Marfan syndrome fluid-structure interaction hyperelastic von Mises stress wall shear stress

1. Introduction

The aorta is the largest artery of the human body which plays a crucial role in distributing blood in the human body. Any dysfunction or malfunction of this organ jeopardizes humans’ lives and finally results in death. Some complications which originate from heart or aorta diseases or disorders bring about aortic dilatation called aortic aneurysm, or aortic dissection. The dissection of the aorta is the rupture in the layer of tunica intima especially in the fragment in which the tension of hydrostatic pressure is high. Indeed, it mostly takes place among old people. In fact, 70 percent of patients who get an aortic dissection have systemic hypertension. Besides hypertension, cystic medial necrosis is also the main cause of aortic dissection. Without surgical intervention, aortic dissection leads to death [1]. An aortic aneurysm, particularly the ascending thoracic aortic aneurysm (ATAA), is extensively prevalent all over the world. Annular statistical estimations show that the incidence of ATAA among people of the United States includes 0.06 percent of the country’s whole population [2,3]. In recent years, a great amount of effort has been devoted in order to find out the main causes of ATAA. Not only did these studies determine the main grounds of ATAA, but classified these reasons as well. By considering this research, some bad habits such as smoking, inborn disorders such as MS and Loeys–Dietz syndrome, some kinds of infections, pregnancy as well as many others trigger an aortic aneurysm can cause ATAA [1–4]. An aortic aneurysm is divided into two types. The first one is a true aneurysm in which all three layers of the aorta – tunic intima, tunica media, and tunica adventitia - are dilated. The second one is called false aneurysm, or pseudo-aneurysm, however, tunica adventitia is separated from the other one and dilated. Hence, the cavity is made between the two layers, and blood fills it [1]. In addition, aortic aneurysms are divided into two groups due to their shapes. Fusiform aneurysms include all the sides of the aortic wall, whereas in saccular aneurysms only a part of the aortic wall is dilated [1].

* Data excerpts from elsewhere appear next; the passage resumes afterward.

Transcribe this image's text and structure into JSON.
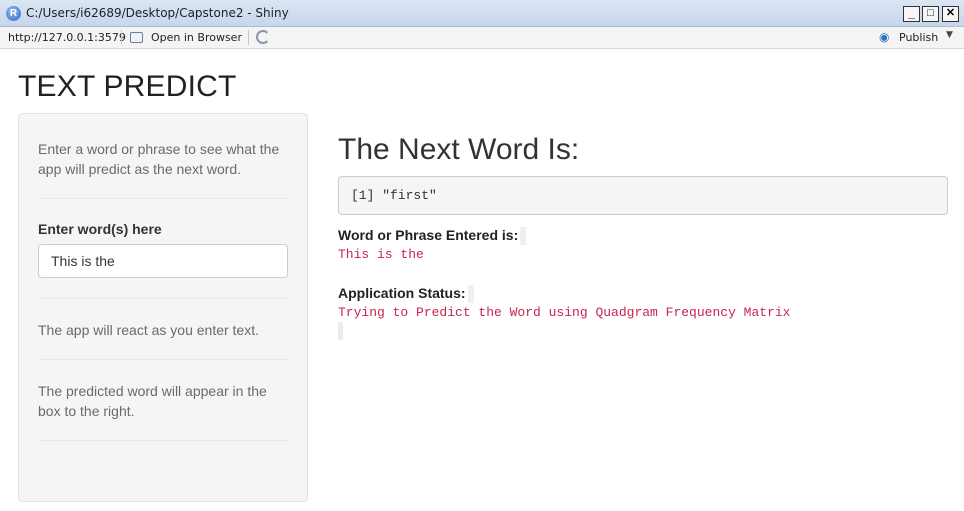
{
  "window": {
    "title": "C:/Users/i62689/Desktop/Capstone2 - Shiny",
    "minimize": "_",
    "maximize": "□",
    "close": "✕"
  },
  "toolbar": {
    "url": "http://127.0.0.1:3579",
    "open_in_browser": "Open in Browser",
    "publish": "Publish",
    "icons": [
      "open-browser-icon",
      "refresh-icon",
      "publish-icon",
      "chevron-down-icon"
    ]
  },
  "app": {
    "title": "TEXT PREDICT",
    "sidebar": {
      "intro": "Enter a word or phrase to see what the app will predict as the next word.",
      "input_label": "Enter word(s) here",
      "input_value": "This is the",
      "react_note": "The app will react as you enter text.",
      "result_note": "The predicted word will appear in the box to the right."
    },
    "main": {
      "heading": "The Next Word Is:",
      "prediction_output": "[1] \"first\"",
      "entered_label": "Word or Phrase Entered is:",
      "entered_value": "This is the",
      "status_label": "Application Status:",
      "status_value": "Trying to Predict the Word using Quadgram Frequency Matrix"
    }
  },
  "colors": {
    "code_text": "#c7254e",
    "sidebar_bg": "#f5f5f5",
    "titlebar": "#c6d6ec"
  }
}
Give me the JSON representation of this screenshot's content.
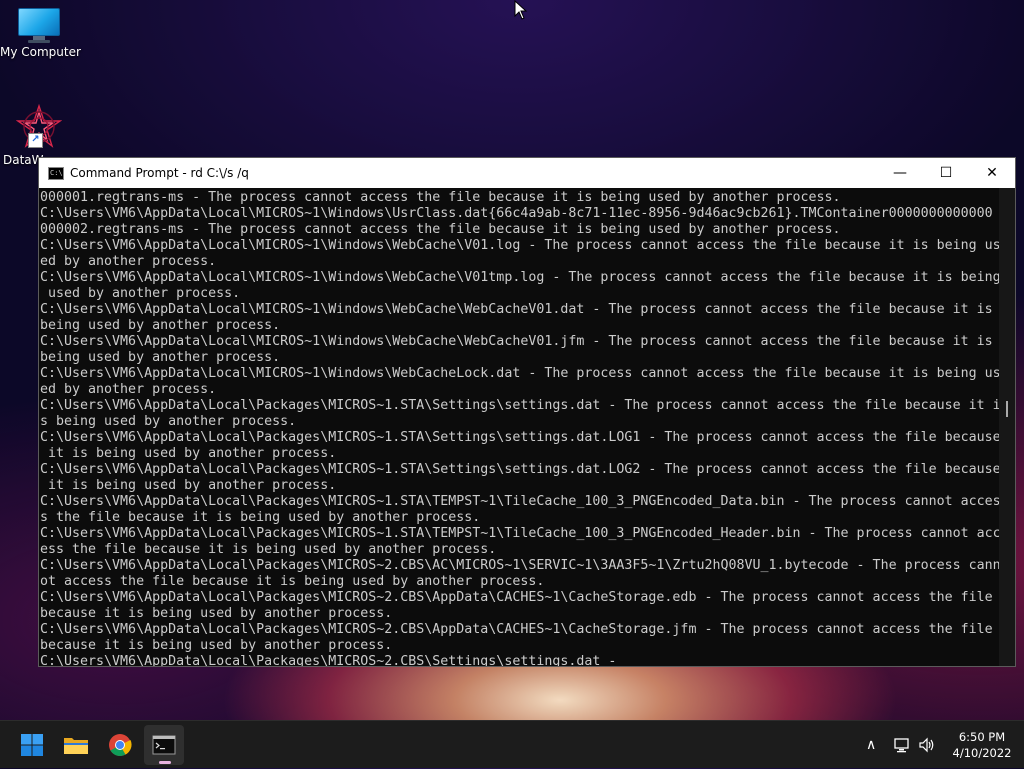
{
  "desktop": {
    "icons": [
      {
        "label": "My Computer"
      },
      {
        "label": "DataW"
      }
    ]
  },
  "window": {
    "title": "Command Prompt - rd  C:\\/s /q",
    "controls": {
      "minimize": "—",
      "maximize": "☐",
      "close": "✕"
    },
    "console_lines": [
      "000001.regtrans-ms - The process cannot access the file because it is being used by another process.",
      "C:\\Users\\VM6\\AppData\\Local\\MICROS~1\\Windows\\UsrClass.dat{66c4a9ab-8c71-11ec-8956-9d46ac9cb261}.TMContainer0000000000000",
      "000002.regtrans-ms - The process cannot access the file because it is being used by another process.",
      "C:\\Users\\VM6\\AppData\\Local\\MICROS~1\\Windows\\WebCache\\V01.log - The process cannot access the file because it is being us",
      "ed by another process.",
      "C:\\Users\\VM6\\AppData\\Local\\MICROS~1\\Windows\\WebCache\\V01tmp.log - The process cannot access the file because it is being",
      " used by another process.",
      "C:\\Users\\VM6\\AppData\\Local\\MICROS~1\\Windows\\WebCache\\WebCacheV01.dat - The process cannot access the file because it is",
      "being used by another process.",
      "C:\\Users\\VM6\\AppData\\Local\\MICROS~1\\Windows\\WebCache\\WebCacheV01.jfm - The process cannot access the file because it is",
      "being used by another process.",
      "C:\\Users\\VM6\\AppData\\Local\\MICROS~1\\Windows\\WebCacheLock.dat - The process cannot access the file because it is being us",
      "ed by another process.",
      "C:\\Users\\VM6\\AppData\\Local\\Packages\\MICROS~1.STA\\Settings\\settings.dat - The process cannot access the file because it i",
      "s being used by another process.",
      "C:\\Users\\VM6\\AppData\\Local\\Packages\\MICROS~1.STA\\Settings\\settings.dat.LOG1 - The process cannot access the file because",
      " it is being used by another process.",
      "C:\\Users\\VM6\\AppData\\Local\\Packages\\MICROS~1.STA\\Settings\\settings.dat.LOG2 - The process cannot access the file because",
      " it is being used by another process.",
      "C:\\Users\\VM6\\AppData\\Local\\Packages\\MICROS~1.STA\\TEMPST~1\\TileCache_100_3_PNGEncoded_Data.bin - The process cannot acces",
      "s the file because it is being used by another process.",
      "C:\\Users\\VM6\\AppData\\Local\\Packages\\MICROS~1.STA\\TEMPST~1\\TileCache_100_3_PNGEncoded_Header.bin - The process cannot acc",
      "ess the file because it is being used by another process.",
      "C:\\Users\\VM6\\AppData\\Local\\Packages\\MICROS~2.CBS\\AC\\MICROS~1\\SERVIC~1\\3AA3F5~1\\Zrtu2hQ08VU_1.bytecode - The process cann",
      "ot access the file because it is being used by another process.",
      "C:\\Users\\VM6\\AppData\\Local\\Packages\\MICROS~2.CBS\\AppData\\CACHES~1\\CacheStorage.edb - The process cannot access the file",
      "because it is being used by another process.",
      "C:\\Users\\VM6\\AppData\\Local\\Packages\\MICROS~2.CBS\\AppData\\CACHES~1\\CacheStorage.jfm - The process cannot access the file",
      "because it is being used by another process.",
      "C:\\Users\\VM6\\AppData\\Local\\Packages\\MICROS~2.CBS\\Settings\\settings.dat -"
    ]
  },
  "taskbar": {
    "apps": [
      "start-icon",
      "file-explorer-icon",
      "chrome-icon",
      "command-prompt-icon"
    ],
    "tray": {
      "chevron": "∧"
    },
    "clock": {
      "time": "6:50 PM",
      "date": "4/10/2022"
    }
  },
  "colors": {
    "console_bg": "#0c0c0c",
    "console_text": "#cccccc",
    "taskbar_bg": "#1c1c1c",
    "active_indicator": "#e8b3e0"
  }
}
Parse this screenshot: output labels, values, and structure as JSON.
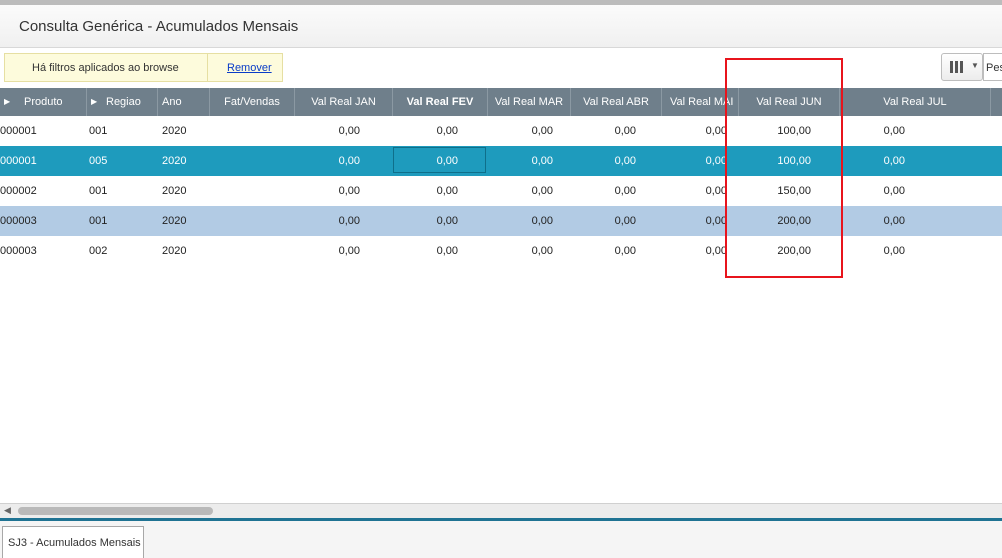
{
  "window": {
    "title": "Consulta Genérica - Acumulados Mensais"
  },
  "filter": {
    "message": "Há filtros aplicados ao browse",
    "remove_label": "Remover"
  },
  "toolbar": {
    "search_placeholder": "Pes"
  },
  "table": {
    "columns": [
      "Produto",
      "Regiao",
      "Ano",
      "Fat/Vendas",
      "Val Real JAN",
      "Val Real FEV",
      "Val Real MAR",
      "Val Real ABR",
      "Val Real MAI",
      "Val Real JUN",
      "Val Real JUL"
    ],
    "rows": [
      [
        "000001",
        "001",
        "2020",
        "",
        "0,00",
        "0,00",
        "0,00",
        "0,00",
        "0,00",
        "100,00",
        "0,00"
      ],
      [
        "000001",
        "005",
        "2020",
        "",
        "0,00",
        "0,00",
        "0,00",
        "0,00",
        "0,00",
        "100,00",
        "0,00"
      ],
      [
        "000002",
        "001",
        "2020",
        "",
        "0,00",
        "0,00",
        "0,00",
        "0,00",
        "0,00",
        "150,00",
        "0,00"
      ],
      [
        "000003",
        "001",
        "2020",
        "",
        "0,00",
        "0,00",
        "0,00",
        "0,00",
        "0,00",
        "200,00",
        "0,00"
      ],
      [
        "000003",
        "002",
        "2020",
        "",
        "0,00",
        "0,00",
        "0,00",
        "0,00",
        "0,00",
        "200,00",
        "0,00"
      ]
    ]
  },
  "tabs": [
    {
      "label": "SJ3 - Acumulados Mensais"
    }
  ]
}
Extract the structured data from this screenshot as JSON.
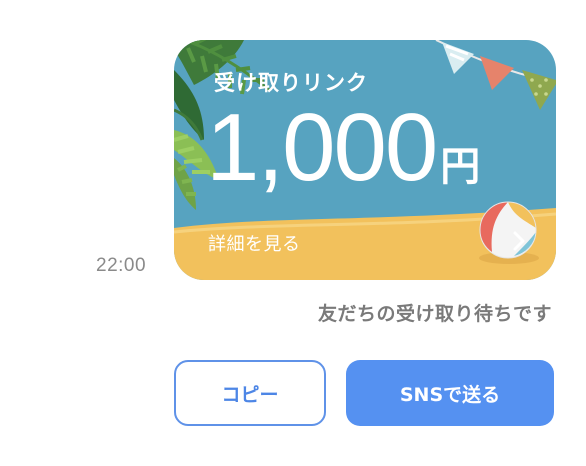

MFS is a genetic disorder and occurs by a mutation in patients’ genes. Accordingly, it has a remarkable impact on patient’s connective tissues which have the duty of holding human body’s cells, organs and tissues together. Influences of MFS may reveal itself in musculoskeletal, cardiovascular, and ocular systems. Aortic media layer is weakened by MFS due to the loss of elastic fibers [5]. Therefore, it may increase the possibility of the progressive aortic aneurysm which is ended by the dissection or rupture of the weak wall. According to the literature, most patients suffering from MFS need an operation for repairing or replacing the dilated section in third decades of their lives. Otherwise, they pass away from its complications [4,6].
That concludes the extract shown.